Is there any football in it, I hear you ask? Here and there, yes. He calls Lothar Matthäus “a quitter” for being subbed with ten minutes to go in the 1999 Champions League final against Manchester United, and slags off former internationals Karl-Heinz Rummenigge and Günter Netzer elsewhere.
But you don’t want to read about that. You want the good stuff. You want the dirt about his two seasons at Fiorentina, such as the time when he “borrowed” Brian Laudrup’s car, went for a spin and then returned the keys with the words, “Hey, Brian, don’t get so pissed off. It’s not like I was shagging your wife or anything.” Or the time when he smoked dope with two Italian team-mates. Or the time when the son of Effenberg’s coach was “breaking in” the club president’s daughter-in-law.
Indeed, one of the defining features of I Showed Them All is its unnaturally yobbish turn of phrase.
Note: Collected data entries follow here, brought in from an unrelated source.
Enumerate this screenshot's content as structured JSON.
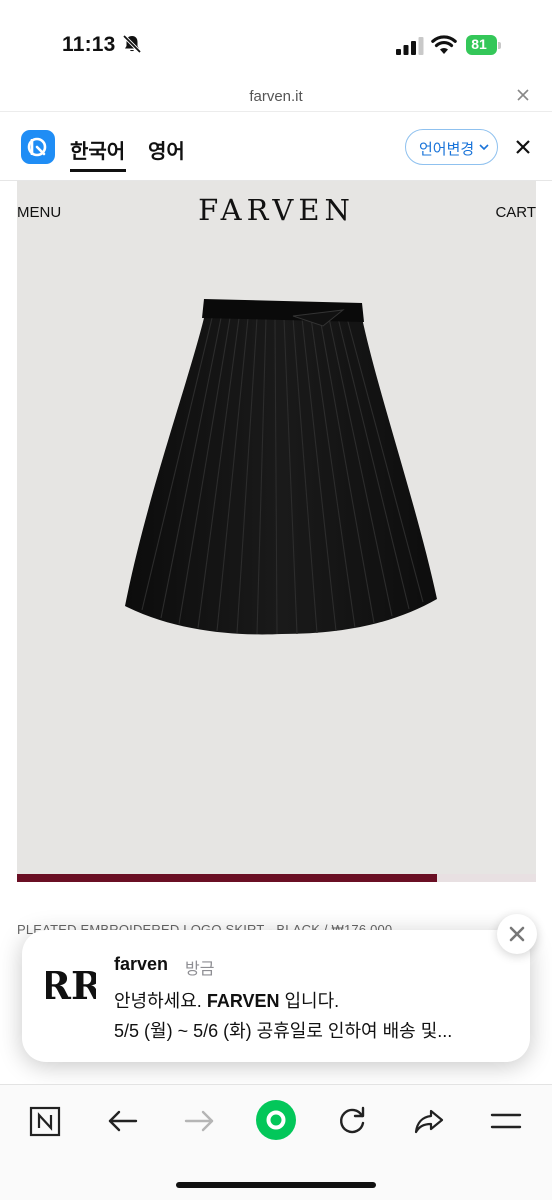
{
  "status_bar": {
    "time": "11:13",
    "battery": "81",
    "battery_color": "#34c759",
    "icons": [
      "bell-slash-icon",
      "signal-icon",
      "wifi-icon",
      "battery-icon"
    ]
  },
  "url_bar": {
    "url": "farven.it",
    "close_icon": "close-icon"
  },
  "translate_bar": {
    "languages": [
      "한국어",
      "영어"
    ],
    "selected_language": "한국어",
    "change_label": "언어변경",
    "accent_color": "#1a74d9",
    "icons": [
      "translate-app-icon",
      "chevron-down-icon",
      "close-icon"
    ]
  },
  "site": {
    "menu_label": "MENU",
    "brand": "FARVEN",
    "cart_label": "CART",
    "product_name": "PLEATED EMBROIDERED LOGO SKIRT - BLACK / ₩176,000",
    "image_progress": 0.81,
    "progress_color": "#6a0f24"
  },
  "notification": {
    "app": "farven",
    "time": "방금",
    "line1_prefix": "안녕하세요. ",
    "line1_bold": "FARVEN",
    "line1_suffix": " 입니다.",
    "line2": "5/5 (월) ~ 5/6 (화) 공휴일로 인하여 배송 및...",
    "close_icon": "close-icon"
  },
  "toolbar": {
    "items": [
      "naver-n-icon",
      "back-arrow-icon",
      "forward-arrow-icon",
      "green-home-icon",
      "refresh-icon",
      "share-icon",
      "menu-icon"
    ],
    "active_color": "#03c75a"
  }
}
There are references to another player “shagging” a single mother, a drunk who “shat and pissed all over himself”, and God knows how many references to Effenberg’s penchant for vomiting his guts up at the end of a good night out.
What a man. Now, the big question: will some enterprising soul perform a public service and translate the full tome into English, as they did with Schumacher’s majestic effort?
To coincide with the appearance of I Showed Them All on Germany’s bookshelves, it has been announced that Effenberg, a man who lifted the European Cup in the San Siro less than two years ago, is now apparently contemplating a new career in the Persian Gulf state of Qatar.
Doha, here he comes. Or should that be Doh?